Saiba, Excelência, que todo campesino esperto é dessa mesma composição, mas aquele era fora da série, um raro exemplar polido por pó de tijolo.
Bem. Tem profissional que acha que se deve ir logo para a apelação à ignorância. Já eu começo pela beirada. Uma distraída pisada num pé. Um beliscão quase amistoso. É só para desorientar o indivíduo, que está esperando pancadaria brutal. O trabalho deve seguir num crescente.

Se ganha de cara um murro, a vítima já sabe que dali para diante a humilhação vai diminuir. Bofetada só se emprega para esculachar meliante aprendiz ou inofensivo.
Levantei-me, apanhei um banquinho que mantenho naquela cela para uma finalidade específica e me encaminhei até o bandidaço, genuflexo e ainda de mãos amarradas atrás.
Ordenei então a ele que se acomodasse no banquinho, que se colocasse bem à vontade. Até brinquei.
– Tome assento, cabeça de vento!
Ressabiado, pressentindo maus bocados, ele se sentou devagar e cuidadosamente.
Ato contínuo, principiei a sessão pela orelha.
Ao lado dele, segurei-lhe o tampo da cabeça com uma mão e, com a outra, eu lhe grampeei o ouvido. Foi como se alguém, mal comparando, um gigante, tivesse agarrado a porta aberta de uma casa. De repente, dei um forte puxão. Eu era o gigante arrancando a porta do seu marco.
O sujeito assombrou-se. Deve ter pensado: se o homem começa desse modo é porque vai me destruir a fachada.
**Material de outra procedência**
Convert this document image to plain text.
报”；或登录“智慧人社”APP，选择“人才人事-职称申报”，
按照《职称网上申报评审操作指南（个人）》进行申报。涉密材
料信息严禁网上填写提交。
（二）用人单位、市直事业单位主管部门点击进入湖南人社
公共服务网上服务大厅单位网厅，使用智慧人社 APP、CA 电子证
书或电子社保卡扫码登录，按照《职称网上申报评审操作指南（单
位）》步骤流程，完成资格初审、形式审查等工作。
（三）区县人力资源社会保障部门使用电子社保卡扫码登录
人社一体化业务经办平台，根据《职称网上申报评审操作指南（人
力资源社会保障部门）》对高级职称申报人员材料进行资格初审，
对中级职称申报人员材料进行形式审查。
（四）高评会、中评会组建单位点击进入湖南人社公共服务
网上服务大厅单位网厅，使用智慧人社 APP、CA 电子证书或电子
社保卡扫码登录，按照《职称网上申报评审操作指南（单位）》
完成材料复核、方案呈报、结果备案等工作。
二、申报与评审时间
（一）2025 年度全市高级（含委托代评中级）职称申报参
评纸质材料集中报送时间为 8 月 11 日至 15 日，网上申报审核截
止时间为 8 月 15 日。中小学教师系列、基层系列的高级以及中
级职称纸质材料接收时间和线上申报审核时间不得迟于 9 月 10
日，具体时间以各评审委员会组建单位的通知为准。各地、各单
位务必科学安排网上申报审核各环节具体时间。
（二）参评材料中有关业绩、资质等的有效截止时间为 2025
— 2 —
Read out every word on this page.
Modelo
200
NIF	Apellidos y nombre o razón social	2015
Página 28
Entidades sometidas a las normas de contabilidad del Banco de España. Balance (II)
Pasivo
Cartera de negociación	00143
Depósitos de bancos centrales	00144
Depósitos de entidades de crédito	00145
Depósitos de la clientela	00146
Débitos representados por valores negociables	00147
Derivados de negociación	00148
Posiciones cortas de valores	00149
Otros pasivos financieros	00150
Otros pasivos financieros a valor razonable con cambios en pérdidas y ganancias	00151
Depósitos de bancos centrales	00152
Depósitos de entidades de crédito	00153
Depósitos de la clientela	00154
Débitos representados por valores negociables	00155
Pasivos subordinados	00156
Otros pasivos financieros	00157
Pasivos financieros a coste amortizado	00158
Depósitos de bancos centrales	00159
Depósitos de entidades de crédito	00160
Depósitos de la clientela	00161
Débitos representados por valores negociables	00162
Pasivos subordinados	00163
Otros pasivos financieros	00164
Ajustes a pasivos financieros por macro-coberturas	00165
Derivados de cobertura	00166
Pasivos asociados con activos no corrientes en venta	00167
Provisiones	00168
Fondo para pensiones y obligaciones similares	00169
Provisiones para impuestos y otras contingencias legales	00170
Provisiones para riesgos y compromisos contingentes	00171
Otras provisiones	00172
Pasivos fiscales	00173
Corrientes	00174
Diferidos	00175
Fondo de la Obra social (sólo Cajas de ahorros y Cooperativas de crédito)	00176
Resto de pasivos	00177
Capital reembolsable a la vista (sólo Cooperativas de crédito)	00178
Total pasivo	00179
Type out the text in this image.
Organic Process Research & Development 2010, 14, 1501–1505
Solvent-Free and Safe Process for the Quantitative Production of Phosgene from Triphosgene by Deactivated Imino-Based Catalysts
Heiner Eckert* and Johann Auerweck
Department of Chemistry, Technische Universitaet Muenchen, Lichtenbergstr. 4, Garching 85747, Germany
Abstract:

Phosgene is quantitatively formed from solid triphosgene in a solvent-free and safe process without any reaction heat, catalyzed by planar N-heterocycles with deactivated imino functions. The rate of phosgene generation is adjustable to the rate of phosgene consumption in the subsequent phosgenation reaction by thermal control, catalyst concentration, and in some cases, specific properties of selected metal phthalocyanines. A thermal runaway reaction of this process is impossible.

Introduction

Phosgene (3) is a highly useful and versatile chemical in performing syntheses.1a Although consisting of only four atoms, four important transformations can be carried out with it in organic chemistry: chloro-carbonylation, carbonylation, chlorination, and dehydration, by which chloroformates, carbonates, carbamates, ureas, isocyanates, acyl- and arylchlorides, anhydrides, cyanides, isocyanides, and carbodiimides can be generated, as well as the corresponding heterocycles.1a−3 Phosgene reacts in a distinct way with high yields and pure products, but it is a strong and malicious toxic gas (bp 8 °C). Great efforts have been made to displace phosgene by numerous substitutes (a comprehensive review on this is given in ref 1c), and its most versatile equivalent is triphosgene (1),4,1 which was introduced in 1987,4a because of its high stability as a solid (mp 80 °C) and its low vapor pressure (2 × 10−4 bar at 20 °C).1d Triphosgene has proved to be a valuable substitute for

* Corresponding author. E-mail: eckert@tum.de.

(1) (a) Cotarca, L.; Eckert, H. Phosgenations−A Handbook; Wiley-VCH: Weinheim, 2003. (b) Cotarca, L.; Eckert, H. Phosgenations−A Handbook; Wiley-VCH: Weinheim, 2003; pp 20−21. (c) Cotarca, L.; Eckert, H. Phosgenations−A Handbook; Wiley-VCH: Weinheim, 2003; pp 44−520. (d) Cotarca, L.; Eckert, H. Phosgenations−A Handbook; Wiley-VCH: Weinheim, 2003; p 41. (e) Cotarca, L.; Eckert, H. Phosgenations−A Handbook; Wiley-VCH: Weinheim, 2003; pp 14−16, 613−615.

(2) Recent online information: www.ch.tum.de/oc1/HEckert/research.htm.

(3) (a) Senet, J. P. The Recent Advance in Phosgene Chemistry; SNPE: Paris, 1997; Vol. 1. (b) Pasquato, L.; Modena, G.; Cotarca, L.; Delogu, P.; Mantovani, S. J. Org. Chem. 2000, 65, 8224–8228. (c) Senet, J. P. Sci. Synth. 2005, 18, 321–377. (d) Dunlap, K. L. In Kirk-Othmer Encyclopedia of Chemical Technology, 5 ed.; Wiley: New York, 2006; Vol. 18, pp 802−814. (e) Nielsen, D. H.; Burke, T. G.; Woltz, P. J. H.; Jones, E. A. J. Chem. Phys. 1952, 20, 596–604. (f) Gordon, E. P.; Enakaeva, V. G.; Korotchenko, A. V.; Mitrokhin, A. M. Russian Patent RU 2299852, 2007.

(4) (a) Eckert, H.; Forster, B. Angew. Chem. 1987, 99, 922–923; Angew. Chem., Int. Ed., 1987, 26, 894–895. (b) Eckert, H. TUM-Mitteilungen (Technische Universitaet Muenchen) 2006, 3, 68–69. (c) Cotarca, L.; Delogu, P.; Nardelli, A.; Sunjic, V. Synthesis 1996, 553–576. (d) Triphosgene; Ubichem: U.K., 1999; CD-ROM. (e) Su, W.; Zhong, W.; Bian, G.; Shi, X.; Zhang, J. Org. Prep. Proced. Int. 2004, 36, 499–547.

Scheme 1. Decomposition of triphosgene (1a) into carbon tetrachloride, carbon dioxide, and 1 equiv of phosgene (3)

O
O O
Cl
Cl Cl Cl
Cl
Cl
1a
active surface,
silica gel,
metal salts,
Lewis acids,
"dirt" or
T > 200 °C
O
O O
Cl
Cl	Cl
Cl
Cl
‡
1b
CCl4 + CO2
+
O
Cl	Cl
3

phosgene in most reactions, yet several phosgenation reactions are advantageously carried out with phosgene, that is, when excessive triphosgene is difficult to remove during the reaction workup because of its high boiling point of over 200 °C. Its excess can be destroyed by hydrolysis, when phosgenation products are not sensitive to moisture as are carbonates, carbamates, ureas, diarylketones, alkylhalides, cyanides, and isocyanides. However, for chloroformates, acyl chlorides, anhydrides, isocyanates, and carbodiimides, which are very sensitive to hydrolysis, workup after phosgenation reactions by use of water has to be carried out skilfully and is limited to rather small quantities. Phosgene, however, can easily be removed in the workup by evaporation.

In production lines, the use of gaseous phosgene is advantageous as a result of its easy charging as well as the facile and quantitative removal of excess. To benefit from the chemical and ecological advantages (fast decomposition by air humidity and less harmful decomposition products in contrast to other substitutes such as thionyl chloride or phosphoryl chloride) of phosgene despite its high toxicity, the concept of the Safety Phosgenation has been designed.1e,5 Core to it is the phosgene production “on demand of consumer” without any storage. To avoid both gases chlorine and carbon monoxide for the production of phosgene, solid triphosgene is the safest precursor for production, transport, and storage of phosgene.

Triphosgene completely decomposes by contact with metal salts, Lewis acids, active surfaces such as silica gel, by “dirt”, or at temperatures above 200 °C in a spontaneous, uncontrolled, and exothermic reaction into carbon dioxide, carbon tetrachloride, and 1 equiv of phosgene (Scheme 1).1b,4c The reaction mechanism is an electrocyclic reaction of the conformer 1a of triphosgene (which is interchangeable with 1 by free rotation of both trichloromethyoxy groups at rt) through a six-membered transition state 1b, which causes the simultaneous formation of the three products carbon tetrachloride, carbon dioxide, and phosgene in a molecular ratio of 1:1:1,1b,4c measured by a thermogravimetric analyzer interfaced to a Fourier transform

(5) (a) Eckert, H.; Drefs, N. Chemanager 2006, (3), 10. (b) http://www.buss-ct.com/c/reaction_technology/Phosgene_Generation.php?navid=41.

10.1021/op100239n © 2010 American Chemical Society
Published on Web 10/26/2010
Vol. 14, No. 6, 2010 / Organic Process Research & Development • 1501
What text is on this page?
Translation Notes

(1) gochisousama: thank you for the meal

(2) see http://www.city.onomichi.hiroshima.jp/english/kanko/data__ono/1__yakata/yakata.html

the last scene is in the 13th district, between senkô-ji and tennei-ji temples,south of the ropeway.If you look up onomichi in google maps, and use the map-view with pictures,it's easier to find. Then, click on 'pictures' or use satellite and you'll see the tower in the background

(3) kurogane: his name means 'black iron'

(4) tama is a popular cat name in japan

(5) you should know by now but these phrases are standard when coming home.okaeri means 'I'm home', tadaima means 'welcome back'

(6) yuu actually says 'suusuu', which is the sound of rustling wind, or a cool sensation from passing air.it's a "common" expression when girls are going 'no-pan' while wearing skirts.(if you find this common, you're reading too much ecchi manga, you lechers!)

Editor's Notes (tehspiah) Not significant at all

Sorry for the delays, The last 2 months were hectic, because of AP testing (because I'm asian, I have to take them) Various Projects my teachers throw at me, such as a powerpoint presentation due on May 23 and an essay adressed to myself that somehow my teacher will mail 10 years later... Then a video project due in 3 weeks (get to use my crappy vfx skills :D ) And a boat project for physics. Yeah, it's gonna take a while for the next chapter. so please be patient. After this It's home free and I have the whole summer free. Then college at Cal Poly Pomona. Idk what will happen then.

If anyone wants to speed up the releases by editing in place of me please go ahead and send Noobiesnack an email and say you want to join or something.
Deixei que se recuperasse um pouco enquanto esperava pelo próximo ataque. Onde será?
Você se retarda. Deixa o indigitado aguardando. Aí, acaba fazendo o que ele de certo modo já esperava: ataca-lhe a outra orelha. Porém, num movimento contrário. Premiei-o com uma tapona de fora para dentro, de modo que ele teve a clara impressão de que a cartilagem ia penetrar-lhe pela lateral do crânio.
Sabendo explorar, orelha rende bem.
– Já estás me ouvindo melhor, minha flor?

Nem era uma pergunta a valer, era mais uma informação à besta: que se preparasse para ser cozinhada em fogo baixo.
Ele então me encarou pela primeira vez. Foi por fração de segundo, mas consegui perceber pelo risinho que escorria dos olhos dele que, interiormente, o danado já comemorava minha derrota.
Por entre os dentes cerrados, caçoou.
– Será dessa maneira que o coronel pensa me fazer recitar a tabuada?
Sou um trabalhador controlado que raramente perde as estribeiras. Por isso, fervi sem soltar vapor e até motejei.
– Erraste, burro. Vou te ensinar astrologia. Verás estrelas.
Admito que não devia ter fornecido tanta trela a ele, porque prisioneiro gosta de ouvir a voz de quem lhe aplica a correção. O raciocínio é simples: esse aí tem boca e fala, portanto, é humano.
O verdugo deve ser mudo.
Chegou-me então uma ideia estranha. Encostei minha botina esquerda no nascedouro das costas dele e com as duas mãos agarrei a ponta da corda que lhe amarrava os punhos. Puxei-a para mim e para o alto, mas devagarzinho, testando a resistência da ossamenta dele.
Botei muita força, me creia. Fui até ouvir uns estalidos de graveto seco. Parei antes de alcançar o ponto de ruptura. Julguei para mim que o indivíduo tinha ossos de borracha. Mas não lhe dei repouso.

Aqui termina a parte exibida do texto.